Lo conté ya: la idea de escribir un diario la había acariciado seis meses antes, cuando el mundial de fútbol de Brasil. El reto de una página en ese tema me intimidó y opté por la renuncia. Con el proyecto de Neuman me convencí que valía la pena. Y sin pensarlo demasiado (tal vez hacerlo me habría impedido continuar), lo decidí. En Manzanillo, pues, nació la idea y la primera página.

Hoy estoy en casa, encerrado en mi biblioteca y envuelto entre libros, apuntes y la computadora abierta en todo momento. Avanzo en la escritura de un libro y no pude dejar de recordar aquella circunstancia. Juan Carlos me acompaña, tumbado en el suelo, juega y silba feliz, esperando la Navidad y los juguetes.

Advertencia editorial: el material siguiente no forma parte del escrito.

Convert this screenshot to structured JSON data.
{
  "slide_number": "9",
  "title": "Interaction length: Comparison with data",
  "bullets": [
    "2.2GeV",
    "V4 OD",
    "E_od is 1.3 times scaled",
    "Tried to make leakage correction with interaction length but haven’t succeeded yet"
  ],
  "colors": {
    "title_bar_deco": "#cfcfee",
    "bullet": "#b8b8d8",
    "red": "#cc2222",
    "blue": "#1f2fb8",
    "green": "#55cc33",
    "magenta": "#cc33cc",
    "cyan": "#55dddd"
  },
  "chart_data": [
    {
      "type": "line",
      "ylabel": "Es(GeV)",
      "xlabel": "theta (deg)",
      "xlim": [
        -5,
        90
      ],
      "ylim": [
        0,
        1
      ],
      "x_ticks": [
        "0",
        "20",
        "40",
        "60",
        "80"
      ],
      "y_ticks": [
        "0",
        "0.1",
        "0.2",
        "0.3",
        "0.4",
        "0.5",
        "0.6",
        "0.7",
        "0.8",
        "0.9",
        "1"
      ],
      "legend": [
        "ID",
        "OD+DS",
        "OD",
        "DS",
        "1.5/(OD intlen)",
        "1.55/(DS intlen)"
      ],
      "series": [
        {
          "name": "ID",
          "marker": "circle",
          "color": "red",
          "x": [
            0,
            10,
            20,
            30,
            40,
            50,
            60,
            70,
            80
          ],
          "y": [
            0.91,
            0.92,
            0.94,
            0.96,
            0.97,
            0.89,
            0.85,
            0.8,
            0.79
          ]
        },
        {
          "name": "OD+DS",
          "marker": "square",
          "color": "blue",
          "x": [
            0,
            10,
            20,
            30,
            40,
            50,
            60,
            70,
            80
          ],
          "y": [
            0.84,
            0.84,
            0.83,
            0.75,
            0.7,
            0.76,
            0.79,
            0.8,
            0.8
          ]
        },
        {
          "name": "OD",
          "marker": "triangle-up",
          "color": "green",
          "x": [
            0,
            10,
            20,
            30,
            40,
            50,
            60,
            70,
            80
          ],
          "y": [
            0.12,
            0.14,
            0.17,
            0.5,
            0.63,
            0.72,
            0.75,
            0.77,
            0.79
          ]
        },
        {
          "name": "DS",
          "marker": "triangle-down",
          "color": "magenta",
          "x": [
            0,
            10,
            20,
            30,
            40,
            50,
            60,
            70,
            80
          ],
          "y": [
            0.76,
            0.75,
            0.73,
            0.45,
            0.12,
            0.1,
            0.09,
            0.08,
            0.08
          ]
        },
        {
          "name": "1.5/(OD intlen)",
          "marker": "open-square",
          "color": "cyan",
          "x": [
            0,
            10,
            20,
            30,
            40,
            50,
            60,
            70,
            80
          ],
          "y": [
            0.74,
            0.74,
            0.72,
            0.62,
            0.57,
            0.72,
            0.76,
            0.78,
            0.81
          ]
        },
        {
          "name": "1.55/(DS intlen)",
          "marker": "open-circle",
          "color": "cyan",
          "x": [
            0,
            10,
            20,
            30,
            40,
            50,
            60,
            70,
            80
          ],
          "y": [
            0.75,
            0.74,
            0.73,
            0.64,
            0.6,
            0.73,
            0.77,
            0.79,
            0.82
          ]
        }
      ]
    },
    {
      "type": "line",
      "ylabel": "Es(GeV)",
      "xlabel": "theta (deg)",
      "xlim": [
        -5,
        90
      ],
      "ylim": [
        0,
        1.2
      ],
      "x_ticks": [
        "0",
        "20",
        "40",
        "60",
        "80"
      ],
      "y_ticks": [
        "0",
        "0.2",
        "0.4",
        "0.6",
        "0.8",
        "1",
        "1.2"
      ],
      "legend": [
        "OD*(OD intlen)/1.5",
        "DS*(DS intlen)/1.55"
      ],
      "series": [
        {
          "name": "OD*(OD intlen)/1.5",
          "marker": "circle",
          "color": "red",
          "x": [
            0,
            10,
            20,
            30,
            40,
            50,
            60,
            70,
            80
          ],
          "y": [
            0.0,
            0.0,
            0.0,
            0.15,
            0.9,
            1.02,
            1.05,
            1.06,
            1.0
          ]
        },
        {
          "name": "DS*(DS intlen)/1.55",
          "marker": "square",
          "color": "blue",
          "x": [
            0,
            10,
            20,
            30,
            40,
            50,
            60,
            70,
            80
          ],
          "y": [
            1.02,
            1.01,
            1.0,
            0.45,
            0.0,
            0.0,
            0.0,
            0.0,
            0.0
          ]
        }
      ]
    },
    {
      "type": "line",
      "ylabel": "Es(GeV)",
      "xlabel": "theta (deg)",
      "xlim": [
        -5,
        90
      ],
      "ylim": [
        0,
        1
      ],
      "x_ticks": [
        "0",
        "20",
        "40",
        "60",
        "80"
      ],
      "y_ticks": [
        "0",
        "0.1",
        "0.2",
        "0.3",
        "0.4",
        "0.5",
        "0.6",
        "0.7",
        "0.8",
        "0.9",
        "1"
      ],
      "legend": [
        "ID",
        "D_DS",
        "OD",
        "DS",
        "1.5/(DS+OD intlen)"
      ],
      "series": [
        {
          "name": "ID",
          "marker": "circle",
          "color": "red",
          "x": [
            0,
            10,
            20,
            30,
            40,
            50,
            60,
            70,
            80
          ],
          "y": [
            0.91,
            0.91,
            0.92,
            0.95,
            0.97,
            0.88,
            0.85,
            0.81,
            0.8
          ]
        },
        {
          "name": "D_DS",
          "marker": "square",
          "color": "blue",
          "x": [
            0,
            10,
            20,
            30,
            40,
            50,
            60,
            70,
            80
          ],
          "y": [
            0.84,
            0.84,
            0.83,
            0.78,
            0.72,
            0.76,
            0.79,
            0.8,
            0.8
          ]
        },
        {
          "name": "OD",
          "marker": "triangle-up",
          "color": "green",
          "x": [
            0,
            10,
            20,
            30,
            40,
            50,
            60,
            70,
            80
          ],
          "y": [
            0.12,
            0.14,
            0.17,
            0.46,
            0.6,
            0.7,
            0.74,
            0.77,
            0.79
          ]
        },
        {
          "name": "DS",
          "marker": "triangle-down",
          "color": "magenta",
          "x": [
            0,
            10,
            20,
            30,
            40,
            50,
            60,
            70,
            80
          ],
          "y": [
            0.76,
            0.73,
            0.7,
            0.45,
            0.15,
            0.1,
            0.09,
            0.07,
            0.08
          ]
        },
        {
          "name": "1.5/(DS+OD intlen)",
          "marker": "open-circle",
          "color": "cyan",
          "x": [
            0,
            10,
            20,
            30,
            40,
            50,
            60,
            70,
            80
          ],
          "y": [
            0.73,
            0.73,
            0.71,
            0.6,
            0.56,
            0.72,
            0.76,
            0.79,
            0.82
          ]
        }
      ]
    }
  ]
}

El año ha sido fantástico, por muchas razones, y entre esas, este ejercicio cotidiano me regaló un desafío y una emoción indispensables.

El Diario está a una semana del fin. Hoy llego a la página 351. Una cantidad descomunal para el registro personal. Extrañaré el año siguiente este hábito, pero haré una pausa y apresuraré otros proyectos. Mi año 2016 delinea contornos interesantes y retadores.